Un forte allarme era già scattato lo scorso febbraio, quando la Prefettura di Verona aveva emesso un’interdittiva antimafia nei confronti di due aziende del settore delle costruzioni che puntavano a partecipare agli appalti per le Olimpiadi invernali. Secondo quanto ricostruito dagli uffici della Prefettura scaligera, le due società – con sede legale a Verona e Legnago – avrebbero infatti avuto connessioni con personaggi organicamente attivi in un network ‘ndranghetista che da tempo operava nel territorio veronese. Nel 2022, inoltre, era stato arrestato a Milano Pietro Paolo Portolesi, presunto affiliato alla ’Ndrangheta, con l’accusa di trasferimento fraudolento di beni e valori. Secondo la Procura, gestiva società tramite prestanome per eludere le norme che, a causa di precedenti inchieste, gli impedivano di partecipare a gare pubbliche. Una delle sue società aveva partecipato alla gara per lo smaltimento delle macerie nel cantiere del villaggio olimpico di Porta Romana, a Milano.

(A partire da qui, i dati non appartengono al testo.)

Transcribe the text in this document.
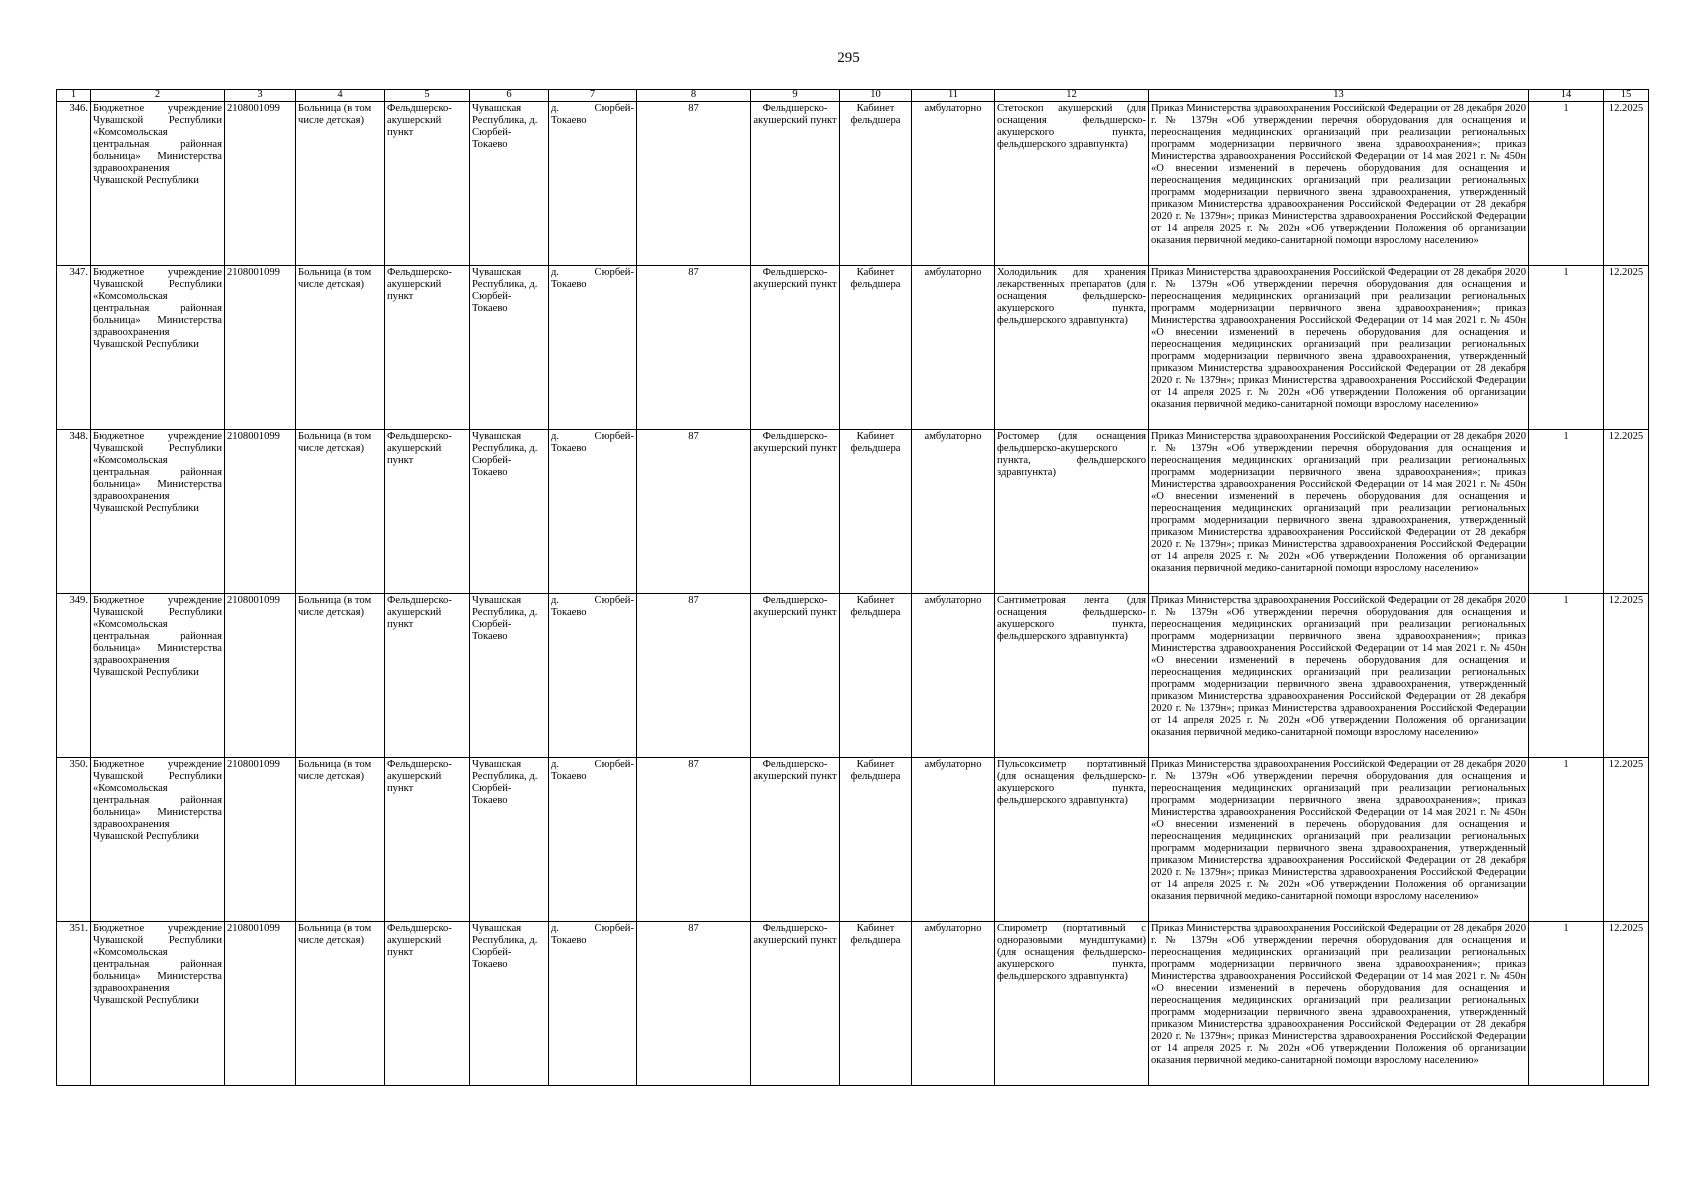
295
1	2	3	4	5	6	7	8	9	10	11	12	13	14	15
346.	Бюджетное учреждение Чувашской Республики «Комсомольская центральная районная больница» Министерства здравоохранения Чувашской Республики	2108001099	Больница (в том числе детская)	Фельдшерско-акушерский пункт	Чувашская Республика, д. Сюрбей-Токаево	д. Сюрбей-Токаево	87	Фельдшерско-акушерский пункт	Кабинет фельдшера	амбулаторно	Стетоскоп акушерский (для оснащения фельдшерско-акушерского пункта, фельдшерского здравпункта)	Приказ Министерства здравоохранения Российской Федерации от 28 декабря 2020 г. № 1379н «Об утверждении перечня оборудования для оснащения и переоснащения медицинских организаций при реализации региональных программ модернизации первичного звена здравоохранения»; приказ Министерства здравоохранения Российской Федерации от 14 мая 2021 г. № 450н «О внесении изменений в перечень оборудования для оснащения и переоснащения медицинских организаций при реализации региональных программ модернизации первичного звена здравоохранения, утвержденный приказом Министерства здравоохранения Российской Федерации от 28 декабря 2020 г. № 1379н»; приказ Министерства здравоохранения Российской Федерации от 14 апреля 2025 г. № 202н «Об утверждении Положения об организации оказания первичной медико-санитарной помощи взрослому населению»	1	12.2025
347.	Бюджетное учреждение Чувашской Республики «Комсомольская центральная районная больница» Министерства здравоохранения Чувашской Республики	2108001099	Больница (в том числе детская)	Фельдшерско-акушерский пункт	Чувашская Республика, д. Сюрбей-Токаево	д. Сюрбей-Токаево	87	Фельдшерско-акушерский пункт	Кабинет фельдшера	амбулаторно	Холодильник для хранения лекарственных препаратов (для оснащения фельдшерско-акушерского пункта, фельдшерского здравпункта)	Приказ Министерства здравоохранения Российской Федерации от 28 декабря 2020 г. № 1379н «Об утверждении перечня оборудования для оснащения и переоснащения медицинских организаций при реализации региональных программ модернизации первичного звена здравоохранения»; приказ Министерства здравоохранения Российской Федерации от 14 мая 2021 г. № 450н «О внесении изменений в перечень оборудования для оснащения и переоснащения медицинских организаций при реализации региональных программ модернизации первичного звена здравоохранения, утвержденный приказом Министерства здравоохранения Российской Федерации от 28 декабря 2020 г. № 1379н»; приказ Министерства здравоохранения Российской Федерации от 14 апреля 2025 г. № 202н «Об утверждении Положения об организации оказания первичной медико-санитарной помощи взрослому населению»	1	12.2025
348.	Бюджетное учреждение Чувашской Республики «Комсомольская центральная районная больница» Министерства здравоохранения Чувашской Республики	2108001099	Больница (в том числе детская)	Фельдшерско-акушерский пункт	Чувашская Республика, д. Сюрбей-Токаево	д. Сюрбей-Токаево	87	Фельдшерско-акушерский пункт	Кабинет фельдшера	амбулаторно	Ростомер (для оснащения фельдшерско-акушерского пункта, фельдшерского здравпункта)	Приказ Министерства здравоохранения Российской Федерации от 28 декабря 2020 г. № 1379н «Об утверждении перечня оборудования для оснащения и переоснащения медицинских организаций при реализации региональных программ модернизации первичного звена здравоохранения»; приказ Министерства здравоохранения Российской Федерации от 14 мая 2021 г. № 450н «О внесении изменений в перечень оборудования для оснащения и переоснащения медицинских организаций при реализации региональных программ модернизации первичного звена здравоохранения, утвержденный приказом Министерства здравоохранения Российской Федерации от 28 декабря 2020 г. № 1379н»; приказ Министерства здравоохранения Российской Федерации от 14 апреля 2025 г. № 202н «Об утверждении Положения об организации оказания первичной медико-санитарной помощи взрослому населению»	1	12.2025
349.	Бюджетное учреждение Чувашской Республики «Комсомольская центральная районная больница» Министерства здравоохранения Чувашской Республики	2108001099	Больница (в том числе детская)	Фельдшерско-акушерский пункт	Чувашская Республика, д. Сюрбей-Токаево	д. Сюрбей-Токаево	87	Фельдшерско-акушерский пункт	Кабинет фельдшера	амбулаторно	Сантиметровая лента (для оснащения фельдшерско-акушерского пункта, фельдшерского здравпункта)	Приказ Министерства здравоохранения Российской Федерации от 28 декабря 2020 г. № 1379н «Об утверждении перечня оборудования для оснащения и переоснащения медицинских организаций при реализации региональных программ модернизации первичного звена здравоохранения»; приказ Министерства здравоохранения Российской Федерации от 14 мая 2021 г. № 450н «О внесении изменений в перечень оборудования для оснащения и переоснащения медицинских организаций при реализации региональных программ модернизации первичного звена здравоохранения, утвержденный приказом Министерства здравоохранения Российской Федерации от 28 декабря 2020 г. № 1379н»; приказ Министерства здравоохранения Российской Федерации от 14 апреля 2025 г. № 202н «Об утверждении Положения об организации оказания первичной медико-санитарной помощи взрослому населению»	1	12.2025
350.	Бюджетное учреждение Чувашской Республики «Комсомольская центральная районная больница» Министерства здравоохранения Чувашской Республики	2108001099	Больница (в том числе детская)	Фельдшерско-акушерский пункт	Чувашская Республика, д. Сюрбей-Токаево	д. Сюрбей-Токаево	87	Фельдшерско-акушерский пункт	Кабинет фельдшера	амбулаторно	Пульсоксиметр портативный (для оснащения фельдшерско-акушерского пункта, фельдшерского здравпункта)	Приказ Министерства здравоохранения Российской Федерации от 28 декабря 2020 г. № 1379н «Об утверждении перечня оборудования для оснащения и переоснащения медицинских организаций при реализации региональных программ модернизации первичного звена здравоохранения»; приказ Министерства здравоохранения Российской Федерации от 14 мая 2021 г. № 450н «О внесении изменений в перечень оборудования для оснащения и переоснащения медицинских организаций при реализации региональных программ модернизации первичного звена здравоохранения, утвержденный приказом Министерства здравоохранения Российской Федерации от 28 декабря 2020 г. № 1379н»; приказ Министерства здравоохранения Российской Федерации от 14 апреля 2025 г. № 202н «Об утверждении Положения об организации оказания первичной медико-санитарной помощи взрослому населению»	1	12.2025
351.	Бюджетное учреждение Чувашской Республики «Комсомольская центральная районная больница» Министерства здравоохранения Чувашской Республики	2108001099	Больница (в том числе детская)	Фельдшерско-акушерский пункт	Чувашская Республика, д. Сюрбей-Токаево	д. Сюрбей-Токаево	87	Фельдшерско-акушерский пункт	Кабинет фельдшера	амбулаторно	Спирометр (портативный с одноразовыми мундштуками) (для оснащения фельдшерско-акушерского пункта, фельдшерского здравпункта)	Приказ Министерства здравоохранения Российской Федерации от 28 декабря 2020 г. № 1379н «Об утверждении перечня оборудования для оснащения и переоснащения медицинских организаций при реализации региональных программ модернизации первичного звена здравоохранения»; приказ Министерства здравоохранения Российской Федерации от 14 мая 2021 г. № 450н «О внесении изменений в перечень оборудования для оснащения и переоснащения медицинских организаций при реализации региональных программ модернизации первичного звена здравоохранения, утвержденный приказом Министерства здравоохранения Российской Федерации от 28 декабря 2020 г. № 1379н»; приказ Министерства здравоохранения Российской Федерации от 14 апреля 2025 г. № 202н «Об утверждении Положения об организации оказания первичной медико-санитарной помощи взрослому населению»	1	12.2025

Nel frattempo, l’organizzazione delle Olimpiadi di Milano‑Cortina 2026, promessa come «green» e «a costo zero», si è rivelata [2] un coacervo di scandali e mala gestione. Lo scorso aprile la Procura di Milano ha chiesto di archiviare l’inchiesta sulla Fondazione organizzatrice, in cui si ipotizzano reati di corruzione e turbativa d’asta, ma hanno sollevato la questione di costituzionalità sul decreto del governo che, trasformandola in ente privato, avrebbe ostacolato intercettazioni e sequestri preventivi di un presunto profitto di reato di circa 4 milioni. A Cortina, invece, nonostante le illazioni del ministro Salvini sul presunto «sabotaggio» della pista da bob, la magistratura ha archiviato l’inchiesta, inquadrandolo come un semplice incidente. A marzo, i cittadini di San Vito di Cadore avevano vinto la causa per il loro diritto di protesta contro una variante stradale, mentre il Veneto ha approvato la cabinovia Socrepes, su cui pendono ombre di criticità geologiche. In un contesto già segnato da deficit patrimoniali accumulati dalla Fondazione (oltre 107 milioni), in un assordante silenzio mediatico la stima dei costi è lievitata di ulteriori 180‑270 milioni.